For the NT Authority\Local Service account to be able to start this service, users must have read and execute permissions to the above path.

Resolution to Issue 2:
Incorrect permissions where configured on the C:\windows directory.
Verify that users have read and execute permissions to the path C:\WINDOWS\Microsoft.NET\Framework\v3.0\Windows Communication Foundation\SMSvcHost.exe.

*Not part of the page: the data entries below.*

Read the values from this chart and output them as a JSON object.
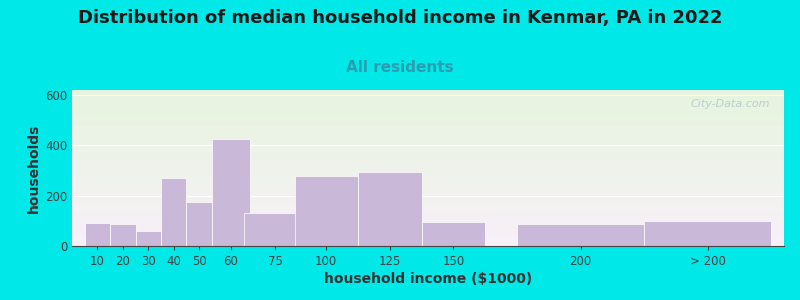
{
  "title": "Distribution of median household income in Kenmar, PA in 2022",
  "subtitle": "All residents",
  "xlabel": "household income ($1000)",
  "ylabel": "households",
  "bar_labels": [
    "10",
    "20",
    "30",
    "40",
    "50",
    "60",
    "75",
    "100",
    "125",
    "150",
    "200",
    "> 200"
  ],
  "bar_values": [
    90,
    88,
    60,
    270,
    175,
    425,
    130,
    280,
    295,
    95,
    88,
    100
  ],
  "bar_color": "#c9b8d8",
  "ylim": [
    0,
    620
  ],
  "yticks": [
    0,
    200,
    400,
    600
  ],
  "background_top_color": "#e6f5de",
  "background_bottom_color": "#f8f0f8",
  "outer_bg_color": "#00e8e8",
  "title_fontsize": 13,
  "subtitle_fontsize": 11,
  "subtitle_color": "#2a9db0",
  "axis_label_fontsize": 10,
  "tick_fontsize": 8.5,
  "watermark_text": "City-Data.com",
  "watermark_color": "#b8c8d0",
  "bar_widths": [
    10,
    10,
    10,
    10,
    10,
    15,
    25,
    25,
    25,
    25,
    50,
    50
  ],
  "bar_lefts": [
    5,
    15,
    25,
    35,
    45,
    55,
    67.5,
    87.5,
    112.5,
    137.5,
    175,
    225
  ],
  "xlim": [
    0,
    280
  ]
}
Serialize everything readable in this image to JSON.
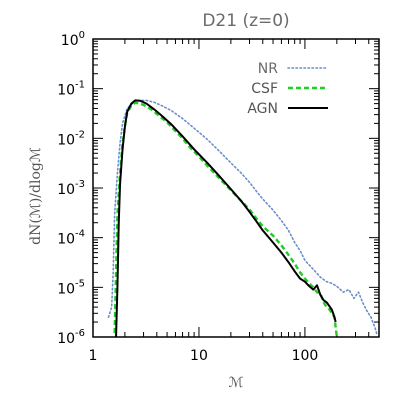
{
  "chart_data": {
    "type": "line",
    "title": "D21 (z=0)",
    "xlabel": "ℳ",
    "ylabel": "dN(ℳ)/dlogℳ",
    "x_scale": "log",
    "y_scale": "log",
    "xlim": [
      1,
      500
    ],
    "ylim": [
      1e-06,
      1
    ],
    "x_ticks": [
      {
        "value": 1,
        "label": "1"
      },
      {
        "value": 10,
        "label": "10"
      },
      {
        "value": 100,
        "label": "100"
      }
    ],
    "y_ticks": [
      {
        "value": 1.0,
        "base": "10",
        "exp": "0"
      },
      {
        "value": 0.1,
        "base": "10",
        "exp": "-1"
      },
      {
        "value": 0.01,
        "base": "10",
        "exp": "-2"
      },
      {
        "value": 0.001,
        "base": "10",
        "exp": "-3"
      },
      {
        "value": 0.0001,
        "base": "10",
        "exp": "-4"
      },
      {
        "value": 1e-05,
        "base": "10",
        "exp": "-5"
      },
      {
        "value": 1e-06,
        "base": "10",
        "exp": "-6"
      }
    ],
    "legend_position": "top-right",
    "series": [
      {
        "name": "NR",
        "color": "#6b8fc9",
        "style": "dotted",
        "points": [
          [
            1.4,
            2.5e-06
          ],
          [
            1.5,
            4e-06
          ],
          [
            1.55,
            2e-05
          ],
          [
            1.6,
            0.0003
          ],
          [
            1.7,
            0.002
          ],
          [
            1.8,
            0.008
          ],
          [
            1.9,
            0.02
          ],
          [
            2.1,
            0.04
          ],
          [
            2.4,
            0.052
          ],
          [
            2.8,
            0.058
          ],
          [
            3.2,
            0.058
          ],
          [
            3.8,
            0.053
          ],
          [
            4.5,
            0.045
          ],
          [
            5.5,
            0.036
          ],
          [
            7,
            0.025
          ],
          [
            9,
            0.016
          ],
          [
            12,
            0.0095
          ],
          [
            16,
            0.0052
          ],
          [
            20,
            0.0032
          ],
          [
            25,
            0.002
          ],
          [
            30,
            0.0013
          ],
          [
            35,
            0.00085
          ],
          [
            40,
            0.0006
          ],
          [
            50,
            0.00036
          ],
          [
            60,
            0.00022
          ],
          [
            70,
            0.00014
          ],
          [
            80,
            8e-05
          ],
          [
            90,
            5.5e-05
          ],
          [
            100,
            3.5e-05
          ],
          [
            120,
            2.3e-05
          ],
          [
            140,
            1.6e-05
          ],
          [
            160,
            1.3e-05
          ],
          [
            180,
            1.2e-05
          ],
          [
            200,
            1.05e-05
          ],
          [
            230,
            8e-06
          ],
          [
            260,
            9e-06
          ],
          [
            290,
            6e-06
          ],
          [
            320,
            8e-06
          ],
          [
            350,
            5e-06
          ],
          [
            380,
            3.5e-06
          ],
          [
            420,
            2.5e-06
          ],
          [
            460,
            1.5e-06
          ],
          [
            480,
            1.1e-06
          ]
        ]
      },
      {
        "name": "CSF",
        "color": "#22cc22",
        "style": "dashed",
        "points": [
          [
            1.6,
            1.2e-06
          ],
          [
            1.65,
            2e-05
          ],
          [
            1.7,
            0.0003
          ],
          [
            1.8,
            0.002
          ],
          [
            1.9,
            0.008
          ],
          [
            2.0,
            0.018
          ],
          [
            2.1,
            0.032
          ],
          [
            2.3,
            0.046
          ],
          [
            2.5,
            0.052
          ],
          [
            2.7,
            0.051
          ],
          [
            3.0,
            0.047
          ],
          [
            3.5,
            0.039
          ],
          [
            4.0,
            0.031
          ],
          [
            5.0,
            0.021
          ],
          [
            6.0,
            0.014
          ],
          [
            7.0,
            0.01
          ],
          [
            8.0,
            0.007
          ],
          [
            10,
            0.0043
          ],
          [
            12,
            0.0028
          ],
          [
            15,
            0.0017
          ],
          [
            20,
            0.0009
          ],
          [
            25,
            0.00055
          ],
          [
            30,
            0.00037
          ],
          [
            35,
            0.00024
          ],
          [
            40,
            0.00017
          ],
          [
            50,
            0.00011
          ],
          [
            60,
            7e-05
          ],
          [
            70,
            4.5e-05
          ],
          [
            80,
            3e-05
          ],
          [
            90,
            2e-05
          ],
          [
            100,
            1.5e-05
          ],
          [
            110,
            1.2e-05
          ],
          [
            120,
            1e-05
          ],
          [
            130,
            8e-06
          ],
          [
            140,
            7.5e-06
          ],
          [
            150,
            5e-06
          ],
          [
            160,
            4e-06
          ],
          [
            170,
            3.6e-06
          ],
          [
            180,
            3e-06
          ],
          [
            190,
            2.5e-06
          ],
          [
            200,
            1e-06
          ]
        ]
      },
      {
        "name": "AGN",
        "color": "#000000",
        "style": "solid",
        "points": [
          [
            1.65,
            1e-06
          ],
          [
            1.7,
            1e-05
          ],
          [
            1.75,
            0.0002
          ],
          [
            1.8,
            0.0012
          ],
          [
            1.9,
            0.006
          ],
          [
            2.0,
            0.017
          ],
          [
            2.1,
            0.034
          ],
          [
            2.3,
            0.05
          ],
          [
            2.5,
            0.058
          ],
          [
            2.8,
            0.057
          ],
          [
            3.2,
            0.05
          ],
          [
            3.8,
            0.038
          ],
          [
            4.5,
            0.028
          ],
          [
            5.5,
            0.019
          ],
          [
            7.0,
            0.011
          ],
          [
            9.0,
            0.006
          ],
          [
            12,
            0.0032
          ],
          [
            15,
            0.0019
          ],
          [
            20,
            0.00095
          ],
          [
            25,
            0.00055
          ],
          [
            30,
            0.00033
          ],
          [
            35,
            0.00021
          ],
          [
            40,
            0.00014
          ],
          [
            50,
            8e-05
          ],
          [
            60,
            5e-05
          ],
          [
            70,
            3.2e-05
          ],
          [
            80,
            2.1e-05
          ],
          [
            90,
            1.5e-05
          ],
          [
            100,
            1.3e-05
          ],
          [
            110,
            1.05e-05
          ],
          [
            120,
            9e-06
          ],
          [
            130,
            1.1e-05
          ],
          [
            140,
            7e-06
          ],
          [
            150,
            5.5e-06
          ],
          [
            160,
            5e-06
          ],
          [
            170,
            4.2e-06
          ],
          [
            180,
            3.5e-06
          ],
          [
            190,
            2.5e-06
          ],
          [
            195,
            2e-06
          ]
        ]
      }
    ]
  }
}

Well, permissions wasn’t it because everything was there. Now onto issue #3

Issue 3:
SnapDrive 6.x service did not start because the ‘Net.Tcp Port Sharing service’ will not stay started. This is a dependency SnapDrive 6.x has that earlier versions do not.

Resolution to Issue 3:

Reinstall Microsoft .Net.

Reinstall .Net? Great , this should be fun  I thought to myself. I confirmed via Add/Remove Programs that the .Net 3.5 was installed but  the document referenced that Snapdrive required .Net 3.0  sp1 and that particular version was not listed anywhere. On a hunch, I went to server manager > Features > to see if the .Net 3.0 framework features were installed and Yes it was! Using the Server Manager wizard I removed the .Net 3.0 Framework Features, which requires a reboot to complete.

Once the uninstall was completed I re-installed the .Net 3.0 Framework using the same Server Manager wizard.When the installation completed I rebooted the server for good measure, once the server came back online the Snapdrive service was running again. Whew! What a morning now onto expanding the Luns as the applications owner requested.